Department of Family Medicine, Michigan State University, Grand Rapids, MI.
Division of Behavioral Medicine and Clinical Psychology, Cincinnati Children's Hospital Medical Center, Cincinnati, OH.
J Pediatr. 2021 Mar;230:62-70.e3. doi: 10.1016/j.jpeds.2020.10.060. Epub 2020 Oct 31.
To evaluate the feasibility of a stepped care model, and establish the effect of a tailored cognitive behavioral therapy, the Aim to Decrease Anxiety and Pain Treatment (ADAPT), compared with standard medical treatment as usual on pain-related outcomes and anxiety.
Eligible patients between the ages of 9 and 14 years with functional abdominal pain disorders (n = 139) received enhanced usual care during their medical visit to a gastroenterologist. Those that failed to respond to enhanced usual care were randomized to receive either a tailored cognitive behavioral therapy (ADAPT) plus medical treatment as usual, or medical treatment as usual only. ADAPT dose (4 sessions of pain management or 6 sessions of pain and anxiety management) was based on presence of clinically significant anxiety. Outcomes included feasibility, based on recruitment and retention rates. Response to ADAPT plus medical treatment as usual vs medical treatment as usual on pain-related outcomes and anxiety measures was also investigated using a structural equation modeling equivalent of a MANCOVA. Anxiety levels and ADAPT dose as moderators of treatment effects were also explored.

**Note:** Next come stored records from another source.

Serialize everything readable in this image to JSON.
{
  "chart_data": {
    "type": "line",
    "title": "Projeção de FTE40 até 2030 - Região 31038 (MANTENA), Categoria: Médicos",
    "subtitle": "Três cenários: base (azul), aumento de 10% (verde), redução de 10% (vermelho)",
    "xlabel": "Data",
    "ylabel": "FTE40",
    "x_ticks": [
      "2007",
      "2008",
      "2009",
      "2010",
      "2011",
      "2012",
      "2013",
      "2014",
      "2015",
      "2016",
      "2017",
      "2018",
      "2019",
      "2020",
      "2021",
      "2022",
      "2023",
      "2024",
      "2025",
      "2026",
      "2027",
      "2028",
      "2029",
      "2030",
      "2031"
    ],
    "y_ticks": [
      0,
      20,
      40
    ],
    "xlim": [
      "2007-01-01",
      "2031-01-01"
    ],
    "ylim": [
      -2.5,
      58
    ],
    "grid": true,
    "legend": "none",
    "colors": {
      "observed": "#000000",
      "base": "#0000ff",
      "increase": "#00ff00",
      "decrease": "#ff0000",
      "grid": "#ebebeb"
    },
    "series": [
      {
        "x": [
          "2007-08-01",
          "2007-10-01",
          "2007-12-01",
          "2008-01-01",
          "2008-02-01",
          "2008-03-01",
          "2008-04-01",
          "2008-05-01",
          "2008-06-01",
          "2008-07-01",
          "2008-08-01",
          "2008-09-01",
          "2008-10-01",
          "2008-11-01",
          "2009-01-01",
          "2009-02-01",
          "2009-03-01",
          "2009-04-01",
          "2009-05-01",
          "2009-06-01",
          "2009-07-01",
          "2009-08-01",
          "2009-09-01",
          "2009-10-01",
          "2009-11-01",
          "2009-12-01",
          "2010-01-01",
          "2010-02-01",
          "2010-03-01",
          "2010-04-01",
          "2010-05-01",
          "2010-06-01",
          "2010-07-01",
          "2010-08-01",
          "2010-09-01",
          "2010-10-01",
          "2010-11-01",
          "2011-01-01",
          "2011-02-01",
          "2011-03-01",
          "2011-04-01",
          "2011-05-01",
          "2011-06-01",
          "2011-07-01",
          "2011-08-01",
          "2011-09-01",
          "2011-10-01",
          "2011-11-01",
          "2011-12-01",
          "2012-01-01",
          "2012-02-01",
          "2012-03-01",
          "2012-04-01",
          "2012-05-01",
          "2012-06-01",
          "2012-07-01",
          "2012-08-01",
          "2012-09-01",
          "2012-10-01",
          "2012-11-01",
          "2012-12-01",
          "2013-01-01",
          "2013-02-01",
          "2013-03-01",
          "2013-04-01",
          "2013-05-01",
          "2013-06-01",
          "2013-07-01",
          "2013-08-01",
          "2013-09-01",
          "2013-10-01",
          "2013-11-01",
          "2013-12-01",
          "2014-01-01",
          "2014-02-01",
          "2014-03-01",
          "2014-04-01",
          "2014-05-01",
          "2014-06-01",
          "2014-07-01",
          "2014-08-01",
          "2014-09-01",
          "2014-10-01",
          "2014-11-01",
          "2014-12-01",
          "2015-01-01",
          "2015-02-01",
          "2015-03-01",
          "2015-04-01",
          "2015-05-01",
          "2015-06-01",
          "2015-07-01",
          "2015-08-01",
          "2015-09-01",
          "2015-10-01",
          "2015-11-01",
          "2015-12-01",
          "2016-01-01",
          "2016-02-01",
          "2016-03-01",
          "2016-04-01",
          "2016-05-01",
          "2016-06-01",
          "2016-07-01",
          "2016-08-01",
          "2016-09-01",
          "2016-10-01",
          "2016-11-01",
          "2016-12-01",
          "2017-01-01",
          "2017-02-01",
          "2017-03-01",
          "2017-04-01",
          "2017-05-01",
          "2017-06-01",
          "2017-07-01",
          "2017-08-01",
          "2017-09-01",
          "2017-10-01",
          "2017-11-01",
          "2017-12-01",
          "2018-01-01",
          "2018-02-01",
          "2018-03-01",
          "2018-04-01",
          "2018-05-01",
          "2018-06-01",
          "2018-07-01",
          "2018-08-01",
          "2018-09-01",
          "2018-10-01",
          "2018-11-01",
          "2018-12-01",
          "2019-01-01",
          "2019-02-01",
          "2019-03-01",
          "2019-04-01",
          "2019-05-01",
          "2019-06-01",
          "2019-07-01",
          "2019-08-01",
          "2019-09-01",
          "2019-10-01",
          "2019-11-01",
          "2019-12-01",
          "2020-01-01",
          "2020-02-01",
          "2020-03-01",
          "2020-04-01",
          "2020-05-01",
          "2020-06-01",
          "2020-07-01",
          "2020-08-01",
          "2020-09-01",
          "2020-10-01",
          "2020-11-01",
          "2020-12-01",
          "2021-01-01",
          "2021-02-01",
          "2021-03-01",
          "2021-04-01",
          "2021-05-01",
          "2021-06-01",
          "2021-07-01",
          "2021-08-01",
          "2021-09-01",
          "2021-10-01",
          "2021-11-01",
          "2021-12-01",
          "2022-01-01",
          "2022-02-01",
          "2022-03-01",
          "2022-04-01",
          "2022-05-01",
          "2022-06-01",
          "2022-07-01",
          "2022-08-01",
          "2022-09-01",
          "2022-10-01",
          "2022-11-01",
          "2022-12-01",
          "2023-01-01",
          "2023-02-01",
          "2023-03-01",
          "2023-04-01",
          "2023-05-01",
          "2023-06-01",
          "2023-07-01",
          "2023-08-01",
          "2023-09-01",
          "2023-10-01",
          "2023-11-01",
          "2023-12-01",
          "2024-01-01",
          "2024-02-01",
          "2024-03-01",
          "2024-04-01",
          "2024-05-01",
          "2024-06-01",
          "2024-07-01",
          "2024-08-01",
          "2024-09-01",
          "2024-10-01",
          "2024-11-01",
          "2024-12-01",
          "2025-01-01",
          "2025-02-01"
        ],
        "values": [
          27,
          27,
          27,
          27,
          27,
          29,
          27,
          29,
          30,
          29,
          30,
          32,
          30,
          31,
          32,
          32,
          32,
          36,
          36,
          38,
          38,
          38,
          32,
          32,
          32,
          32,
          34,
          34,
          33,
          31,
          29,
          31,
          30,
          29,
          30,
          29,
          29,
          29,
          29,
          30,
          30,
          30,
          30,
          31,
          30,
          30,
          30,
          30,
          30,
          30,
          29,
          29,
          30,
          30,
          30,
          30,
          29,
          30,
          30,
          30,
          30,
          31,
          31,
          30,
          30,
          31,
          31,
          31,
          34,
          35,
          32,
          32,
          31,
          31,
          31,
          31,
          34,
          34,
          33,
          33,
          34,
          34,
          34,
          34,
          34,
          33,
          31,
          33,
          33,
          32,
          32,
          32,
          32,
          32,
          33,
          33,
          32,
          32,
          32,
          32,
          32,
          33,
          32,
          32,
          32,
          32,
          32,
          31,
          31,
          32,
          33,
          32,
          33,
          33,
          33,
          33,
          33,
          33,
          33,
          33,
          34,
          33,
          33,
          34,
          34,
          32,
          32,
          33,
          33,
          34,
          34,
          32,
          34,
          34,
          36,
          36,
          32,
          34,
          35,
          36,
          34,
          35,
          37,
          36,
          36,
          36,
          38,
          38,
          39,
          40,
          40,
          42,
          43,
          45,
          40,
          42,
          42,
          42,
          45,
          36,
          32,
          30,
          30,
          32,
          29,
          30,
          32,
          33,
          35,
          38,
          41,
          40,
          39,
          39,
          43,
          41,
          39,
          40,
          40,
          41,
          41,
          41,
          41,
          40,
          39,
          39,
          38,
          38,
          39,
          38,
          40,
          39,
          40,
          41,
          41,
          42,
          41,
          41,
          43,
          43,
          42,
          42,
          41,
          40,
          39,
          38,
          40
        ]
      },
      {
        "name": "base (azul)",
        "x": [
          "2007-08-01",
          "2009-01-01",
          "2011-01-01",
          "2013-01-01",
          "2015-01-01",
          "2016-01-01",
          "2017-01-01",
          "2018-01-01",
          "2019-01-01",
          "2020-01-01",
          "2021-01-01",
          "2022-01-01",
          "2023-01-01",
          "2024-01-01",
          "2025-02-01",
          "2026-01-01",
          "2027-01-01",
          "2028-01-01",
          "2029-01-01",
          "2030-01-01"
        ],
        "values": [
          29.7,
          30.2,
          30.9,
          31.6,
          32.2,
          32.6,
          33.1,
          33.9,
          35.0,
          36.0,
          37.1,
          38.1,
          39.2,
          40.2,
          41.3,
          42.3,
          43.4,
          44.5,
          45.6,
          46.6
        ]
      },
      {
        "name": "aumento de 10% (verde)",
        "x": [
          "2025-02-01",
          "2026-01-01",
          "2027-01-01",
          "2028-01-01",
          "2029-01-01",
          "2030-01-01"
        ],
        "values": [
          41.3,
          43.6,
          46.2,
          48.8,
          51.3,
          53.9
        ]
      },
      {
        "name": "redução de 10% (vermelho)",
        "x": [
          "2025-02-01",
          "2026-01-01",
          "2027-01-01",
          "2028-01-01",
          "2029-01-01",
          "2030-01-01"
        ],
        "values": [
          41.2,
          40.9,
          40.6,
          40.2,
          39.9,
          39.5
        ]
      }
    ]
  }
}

Based on recruitment and retention rates, stepped care was feasible. Enhanced usual care was effective for only 8% of youth. Participants randomized to ADAPT plus medical treatment as usual showed significantly greater improvements in pain-related disability, but not pain levels, and greater improvements in anxiety symptoms compared with those randomized to medical treatment as usual only. Anxiety and ADAPT treatment dose did not moderate the effect of treatment on disability nor pain.
Tailoring care based on patient need may be optimal for maximizing the use of limited psychotherapeutic resources while enhancing care.
ClinicalTrials.gov: NCT03134950.
评估分级护理模式的可行性,并评估针对特定患者的认知行为疗法(Aim to Decrease Anxiety and Pain Treatment,ADAPT)与常规医疗相比,对疼痛相关结局和焦虑的效果。
符合条件的功能性腹痛障碍患者(年龄 9-14 岁,n=139)在接受胃肠病学家的医疗就诊时接受强化常规护理。那些对强化常规护理无反应的患者被随机分配接受有针对性的认知行为疗法(ADAPT)加常规医疗,或仅接受常规医疗。ADAPT 剂量(4 次疼痛管理或 6 次疼痛和焦虑管理)基于临床显著焦虑的存在。结果包括基于招募和保留率的可行性。使用结构方程模型(MANCOVA 的等效方法)还研究了 ADAPT 加常规医疗与常规医疗对疼痛相关结局和焦虑测量的反应。还探讨了焦虑水平和 ADAPT 剂量作为治疗效果的调节剂。
基于招募和保留率,分级护理是可行的。强化常规护理仅对 8%的青少年有效。与仅接受常规医疗的患者相比,随机分配到 ADAPT 加常规医疗的患者在疼痛相关残疾方面有显著更大的改善,但疼痛水平没有改善,焦虑症状也有显著更大的改善。焦虑和 ADAPT 治疗剂量并未调节治疗对残疾或疼痛的效果。
根据患者需求调整护理可能是优化利用有限心理治疗资源同时增强护理的最佳方法。
ClinicalTrials.gov:NCT03134950。